Eye For Film >> Movies >> The Notorious Bettie Page (2005) Film Review
The Notorious Bettie Page
Reviewed by: Paul Griffiths
I'll bet good money that the glamour and bondage photos of Bettie Page have cropped up in your life at some point.
Well, maybe not directly, but the reverberation of her legacy since the Fifties throughout contemporary culture will have got to you. From instigating moral debates on pornography to influencing mainstream fashions and the diva pop of Madonna, the risque images of Bettie have affected millions of us. Didn't know? Well, to be fair for years neither did she.
Enlightening us is director Mary Harron's first feature since American Psycho (2000), although here she's probing an infinitely more salubrious and sane mind than Patrick Bateman's. Starting with Bettie's early years in Tennessee, she's seen to be the playfully archetypal God-fearing girl-next-door. Established early on, it's an element of Bettie's personality that stayed with her throughout her modelling career, no matter what the pose, cementing her iconic image.
However, by both obliquely and blatantly portraying abuses the young Bettie suffers at the hands of trusted males, Harron provides a darker background to her quiet acceptance of circumstances and good-natured wholesomeness.
Independently minded for her times, Bettie falls in with a crowd of ever so polite amateur photographers and finds her calling in front of the camera, an ever-keen and vibrant model. When a few topless shots are suggested, that's fine with her; then so is full nudity. She really just appears to enjoy inhabiting the photographic experience.
Soon, such a keen, accommodating model comes to the attention of the entrepreneurial Klaws (Chris Bauer and Lili Taylor) and she starts to take part in bondage, S&M and fetish photos and similarly staged home movies. With magazine and mail order distribution, Bettie is quickly immortalised as the world's first bondage model and an erotic icon.
Then, at the height of her fame, she mysteriously disappears from the media spotlight, although not before her now legendary poses have been debated by a US senate committee investigation into public decency, pornography and sexual taboos.
As with Christian Bale's Bateman and Lili Taylor's Valerie Solanas in Harron's other intelligent biopic, I Shot Andy Warhol, the film insists upon a bravura central performance. Gretchen Mol delivers. Not only does she uncannily resemble Bettie, especially with her revered black "bangs" hairstyle, she affects the character completely. From conveying a natural vitality in the photo shoots to exploring depths with understated, fading smiles, asides and immersive eyes, it's a serious, multi-faceted and bravely full frontal portrayal. It's worthy of awards - but would the Academy go for the subject matter?
Mol's commitment is matched by Harron's stylistic tour-de-force direction. Episodically the director deftly recreates some of Bettie's more celebrated photo shoots (from the S&Ms to her time with Bunny Yaeger, played by Sarah Paulson), determinedly keeping these central to Bettie's character, rather than being mere photographic exercises in themselves. But the real skill is in cinematically recreating the look and feel of her time.

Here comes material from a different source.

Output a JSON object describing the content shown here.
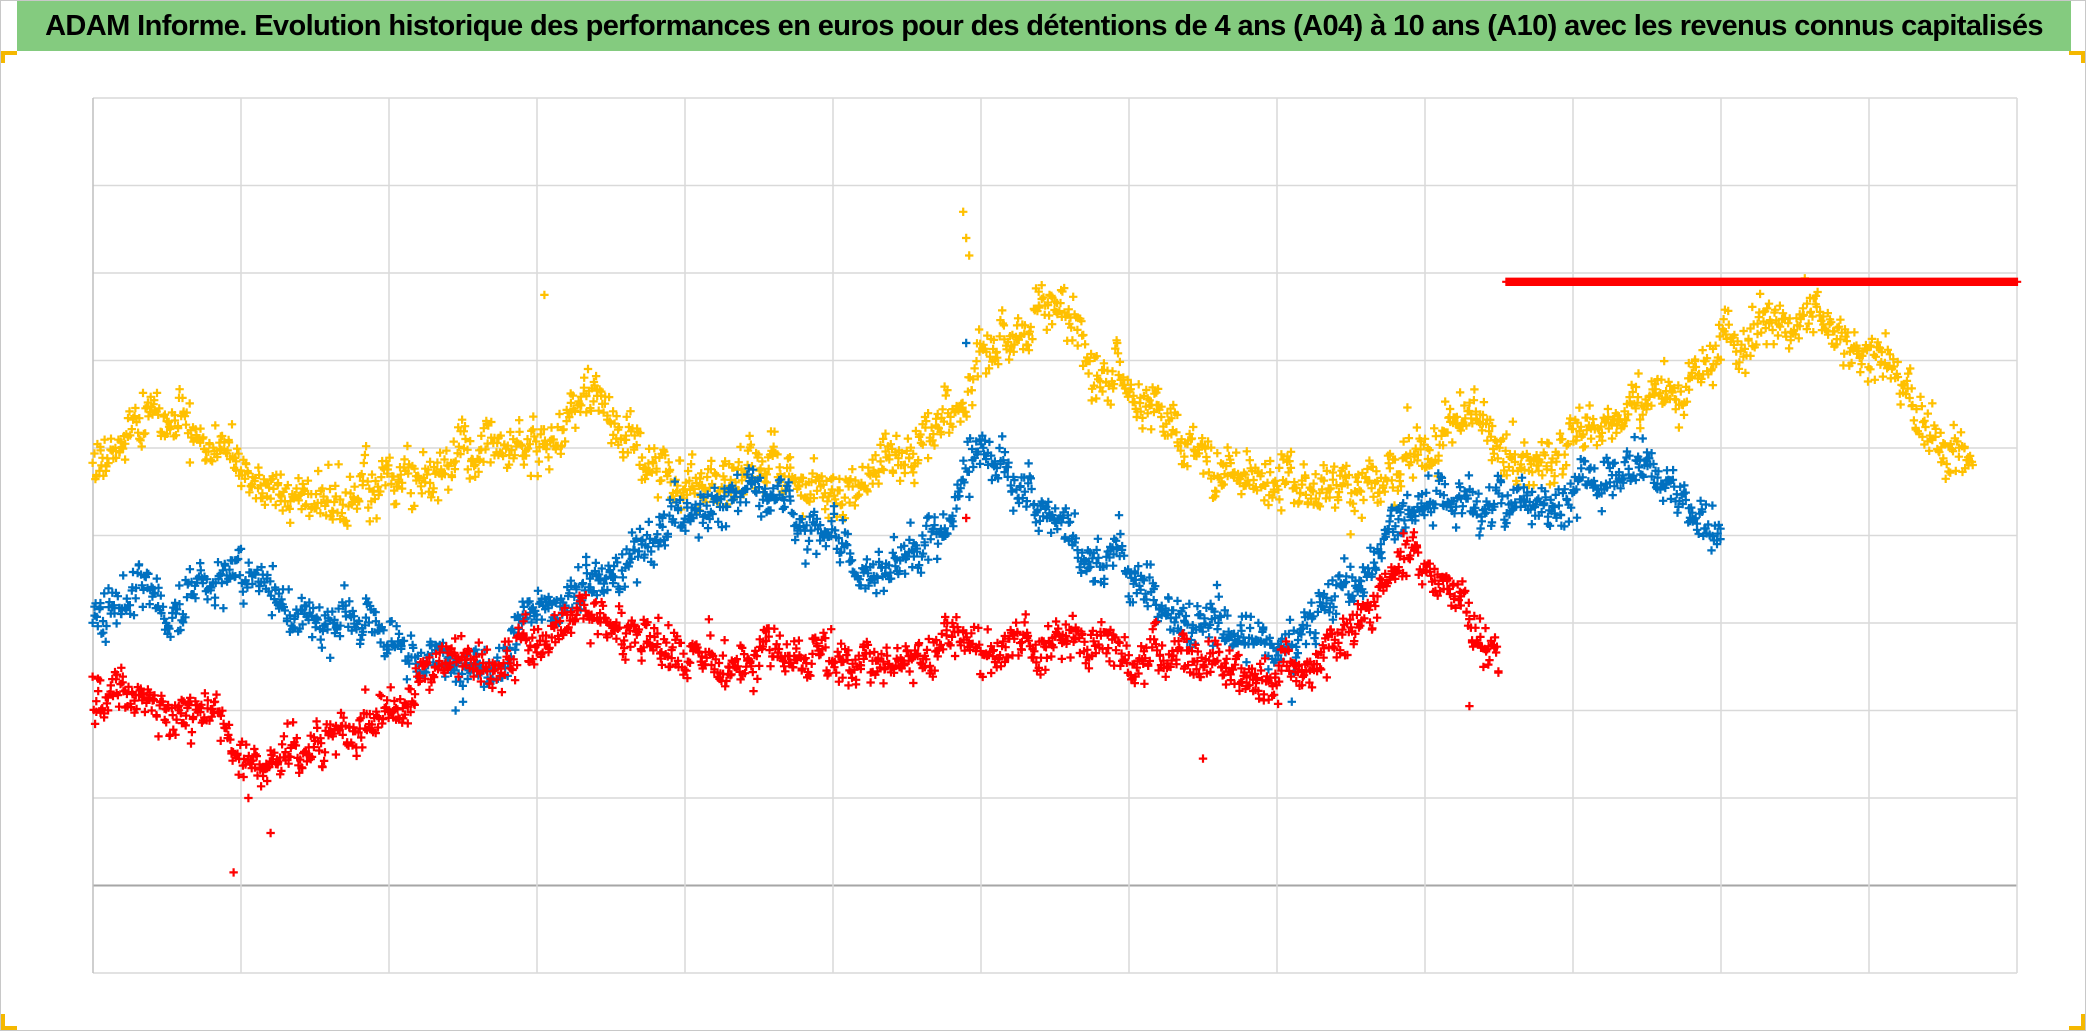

Harron combines gritty black-and-white stretches with exuberant Technicolor episodes and Super 8 home movies to convey the changing period through which Bettie was living and experiencing. Similar to Good Night, And Good Luck in its era evoking intention, but much more personalising, Harron just about contains her artistic verve not to dominate, but become integral to and truly enhance Bettie's story.

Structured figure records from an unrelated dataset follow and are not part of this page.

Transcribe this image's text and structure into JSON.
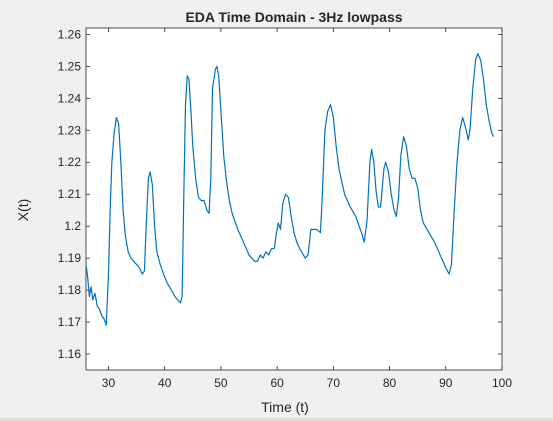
{
  "chart_data": {
    "type": "line",
    "title": "EDA Time Domain - 3Hz lowpass",
    "xlabel": "Time (t)",
    "ylabel": "X(t)",
    "xlim": [
      26,
      100
    ],
    "ylim": [
      1.155,
      1.262
    ],
    "x_ticks": [
      30,
      40,
      50,
      60,
      70,
      80,
      90,
      100
    ],
    "x_tick_labels": [
      "30",
      "40",
      "50",
      "60",
      "70",
      "80",
      "90",
      "100"
    ],
    "y_ticks": [
      1.16,
      1.17,
      1.18,
      1.19,
      1.2,
      1.21,
      1.22,
      1.23,
      1.24,
      1.25,
      1.26
    ],
    "y_tick_labels": [
      "1.16",
      "1.17",
      "1.18",
      "1.19",
      "1.2",
      "1.21",
      "1.22",
      "1.23",
      "1.24",
      "1.25",
      "1.26"
    ],
    "grid": false,
    "series_color": "#0072bd",
    "series": [
      {
        "points": [
          [
            26.0,
            1.188
          ],
          [
            26.3,
            1.184
          ],
          [
            26.6,
            1.178
          ],
          [
            26.9,
            1.181
          ],
          [
            27.2,
            1.177
          ],
          [
            27.6,
            1.179
          ],
          [
            28.0,
            1.175
          ],
          [
            28.4,
            1.174
          ],
          [
            28.8,
            1.172
          ],
          [
            29.2,
            1.171
          ],
          [
            29.6,
            1.169
          ],
          [
            30.0,
            1.185
          ],
          [
            30.3,
            1.205
          ],
          [
            30.6,
            1.22
          ],
          [
            31.0,
            1.229
          ],
          [
            31.4,
            1.234
          ],
          [
            31.8,
            1.232
          ],
          [
            32.2,
            1.22
          ],
          [
            32.6,
            1.205
          ],
          [
            33.0,
            1.197
          ],
          [
            33.5,
            1.192
          ],
          [
            34.0,
            1.19
          ],
          [
            34.5,
            1.189
          ],
          [
            35.0,
            1.188
          ],
          [
            35.5,
            1.187
          ],
          [
            36.0,
            1.185
          ],
          [
            36.4,
            1.186
          ],
          [
            36.7,
            1.2
          ],
          [
            37.1,
            1.215
          ],
          [
            37.4,
            1.217
          ],
          [
            37.8,
            1.213
          ],
          [
            38.2,
            1.2
          ],
          [
            38.6,
            1.192
          ],
          [
            39.2,
            1.188
          ],
          [
            39.8,
            1.185
          ],
          [
            40.5,
            1.182
          ],
          [
            41.2,
            1.18
          ],
          [
            41.8,
            1.178
          ],
          [
            42.3,
            1.177
          ],
          [
            42.8,
            1.176
          ],
          [
            43.1,
            1.178
          ],
          [
            43.4,
            1.21
          ],
          [
            43.7,
            1.238
          ],
          [
            44.0,
            1.247
          ],
          [
            44.3,
            1.246
          ],
          [
            44.6,
            1.238
          ],
          [
            45.0,
            1.225
          ],
          [
            45.5,
            1.215
          ],
          [
            46.0,
            1.209
          ],
          [
            46.5,
            1.208
          ],
          [
            47.0,
            1.208
          ],
          [
            47.5,
            1.205
          ],
          [
            47.9,
            1.204
          ],
          [
            48.2,
            1.215
          ],
          [
            48.5,
            1.243
          ],
          [
            49.0,
            1.249
          ],
          [
            49.3,
            1.25
          ],
          [
            49.6,
            1.247
          ],
          [
            50.0,
            1.236
          ],
          [
            50.5,
            1.222
          ],
          [
            51.0,
            1.214
          ],
          [
            51.5,
            1.208
          ],
          [
            52.0,
            1.204
          ],
          [
            53.0,
            1.199
          ],
          [
            54.0,
            1.195
          ],
          [
            55.0,
            1.191
          ],
          [
            56.0,
            1.189
          ],
          [
            56.5,
            1.189
          ],
          [
            57.0,
            1.191
          ],
          [
            57.5,
            1.19
          ],
          [
            58.0,
            1.192
          ],
          [
            58.5,
            1.191
          ],
          [
            59.0,
            1.193
          ],
          [
            59.5,
            1.193
          ],
          [
            59.8,
            1.197
          ],
          [
            60.2,
            1.201
          ],
          [
            60.6,
            1.199
          ],
          [
            61.0,
            1.207
          ],
          [
            61.5,
            1.21
          ],
          [
            62.0,
            1.209
          ],
          [
            62.5,
            1.203
          ],
          [
            63.0,
            1.198
          ],
          [
            63.5,
            1.195
          ],
          [
            64.0,
            1.193
          ],
          [
            65.0,
            1.19
          ],
          [
            65.5,
            1.191
          ],
          [
            66.0,
            1.199
          ],
          [
            67.0,
            1.199
          ],
          [
            67.7,
            1.198
          ],
          [
            68.0,
            1.208
          ],
          [
            68.5,
            1.23
          ],
          [
            69.0,
            1.236
          ],
          [
            69.5,
            1.238
          ],
          [
            70.0,
            1.234
          ],
          [
            70.5,
            1.225
          ],
          [
            71.0,
            1.218
          ],
          [
            72.0,
            1.21
          ],
          [
            73.0,
            1.206
          ],
          [
            74.0,
            1.203
          ],
          [
            75.0,
            1.198
          ],
          [
            75.5,
            1.195
          ],
          [
            76.0,
            1.202
          ],
          [
            76.5,
            1.22
          ],
          [
            76.8,
            1.224
          ],
          [
            77.2,
            1.22
          ],
          [
            77.6,
            1.211
          ],
          [
            78.0,
            1.206
          ],
          [
            78.4,
            1.206
          ],
          [
            78.7,
            1.212
          ],
          [
            79.0,
            1.218
          ],
          [
            79.3,
            1.22
          ],
          [
            79.8,
            1.217
          ],
          [
            80.3,
            1.21
          ],
          [
            80.8,
            1.205
          ],
          [
            81.2,
            1.203
          ],
          [
            81.6,
            1.209
          ],
          [
            82.0,
            1.222
          ],
          [
            82.5,
            1.228
          ],
          [
            83.0,
            1.225
          ],
          [
            83.5,
            1.218
          ],
          [
            84.0,
            1.215
          ],
          [
            84.5,
            1.215
          ],
          [
            85.0,
            1.212
          ],
          [
            85.5,
            1.205
          ],
          [
            86.0,
            1.201
          ],
          [
            87.0,
            1.198
          ],
          [
            88.0,
            1.195
          ],
          [
            89.0,
            1.191
          ],
          [
            90.0,
            1.187
          ],
          [
            90.6,
            1.185
          ],
          [
            91.0,
            1.188
          ],
          [
            91.5,
            1.205
          ],
          [
            92.0,
            1.22
          ],
          [
            92.5,
            1.23
          ],
          [
            93.0,
            1.234
          ],
          [
            93.5,
            1.231
          ],
          [
            94.0,
            1.227
          ],
          [
            94.3,
            1.23
          ],
          [
            94.8,
            1.243
          ],
          [
            95.3,
            1.252
          ],
          [
            95.7,
            1.254
          ],
          [
            96.2,
            1.252
          ],
          [
            96.7,
            1.246
          ],
          [
            97.2,
            1.238
          ],
          [
            97.7,
            1.233
          ],
          [
            98.2,
            1.229
          ],
          [
            98.5,
            1.228
          ]
        ]
      }
    ]
  }
}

Her other great strength is to use this cinematographic trickery to develop the film's underlying arguments. Given the porn plethora on the high streets, the Internet free-for-all and weekly paedophile alerts these days, Bettie's exploits certainly do seem tame. At the time though there was a furious reaction from the authorities and a puritanical rejection by "mainstream" society. Harron is highlighting the differences (and some similarities) between Bettie's epoch and our own and while there are some laughs to be had with this, the film conjures up serious questions that should rattle those whose only interest is naive titillation.

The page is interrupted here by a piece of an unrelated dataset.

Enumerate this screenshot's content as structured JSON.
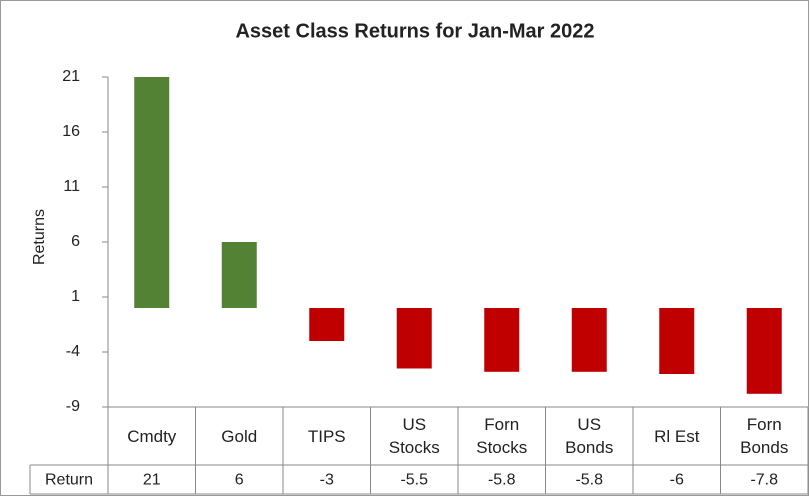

On a personal level, was Bettie used and abused as a model? Or, given that she has been heralded as a feminist icon by some quarters and has swathes of males subservient to her image, who's controlling whom? Those lads sniggering in the aisles would do well to remember some of Bettie's formative experiences. Can there ever be pawn-less porn?
Like Kinsey, The Notorious Bettie Page punctuates how far discussions and expressions of all forms of sexuality are now in the open, compared to the hysterical repression 50 years ago, and alludes to pornography's role in this. Without passing judgement, or being nostalgic, Harron suggests that whilst it is certainly positive that societies are more accepting and enlightened, the progression is not without its risks, victims and a need for boundaries. Whilst the senate investigation, led by a sonorous David Strathairn, was heavy-handed and restrictive in intent, it had a role in shaping the debate. And debate this film will certainly stimulate on its release.
An intelligently handled, well acted and imaginatively directed take on a modern icon and her place in today's world.